De acordo com a Dra. Camila Arai Seque, médica, assessora do Departamento de Dermatologia e Medicina Interna da SBD e uma das autoras do documento, as manifestações cutâneas são menos específicas do que os demais sinais clínicos e devem ser avaliadas com cautela antes de serem diretamente associadas à covid-19.

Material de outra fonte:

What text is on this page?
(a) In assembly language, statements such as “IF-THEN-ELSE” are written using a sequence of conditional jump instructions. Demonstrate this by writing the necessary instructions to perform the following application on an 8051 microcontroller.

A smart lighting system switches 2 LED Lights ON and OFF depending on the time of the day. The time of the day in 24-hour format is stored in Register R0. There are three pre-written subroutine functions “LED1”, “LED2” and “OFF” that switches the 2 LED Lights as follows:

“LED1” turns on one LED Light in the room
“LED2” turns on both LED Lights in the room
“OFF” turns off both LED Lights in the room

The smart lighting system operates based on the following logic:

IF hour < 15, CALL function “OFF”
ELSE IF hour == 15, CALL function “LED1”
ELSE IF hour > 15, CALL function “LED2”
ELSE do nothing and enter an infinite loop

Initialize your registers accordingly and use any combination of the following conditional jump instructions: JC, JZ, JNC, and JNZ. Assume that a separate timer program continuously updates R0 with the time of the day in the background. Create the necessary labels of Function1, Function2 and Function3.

A Dra. Camila explicou que as manifestações cutâneas da covid-19 costumam melhorar ao longo do curso da infecção, mas a busca por atendimento dermatológico normalmente ocorre mais tarde, especialmente por conta da ocorrência de eflúvio telógeno (ET). Semanas e até meses após a recuperação, cerca de 10% dos pacientes vivenciam um aumento na queda diária de fios de cabelo. "A população acha que é específico da covid-19, mas pode ocorrer em qualquer outro contexto", destacou a médica.
Junto com a explosão de casos de covid-19 no mundo, a incidência de casos de eflúvio telógeno quase triplicou. Os casos começaram a ocorrer nas pessoas infectadas pelo SARS-CoV-2 e pareciam ser mais frequentes entre os pacientes com comorbidades e doença grave, mas também ocorrem em pessoas com quadros subclínicos.
Até o momento, não há nenhuma evidência específica de associação entre o eflúvio telógeno e a infecção pelo SARS-CoV-2. "Não se trata, portanto, de uma nova doença ou manifestação exclusiva da infecção por SARS-CoV-2, mas sim de um provável novo fator desencadeante para uma condição pré-existente, que ganhou destaque em função da dimensão atingida pela pandemia", informa o documento da SBD.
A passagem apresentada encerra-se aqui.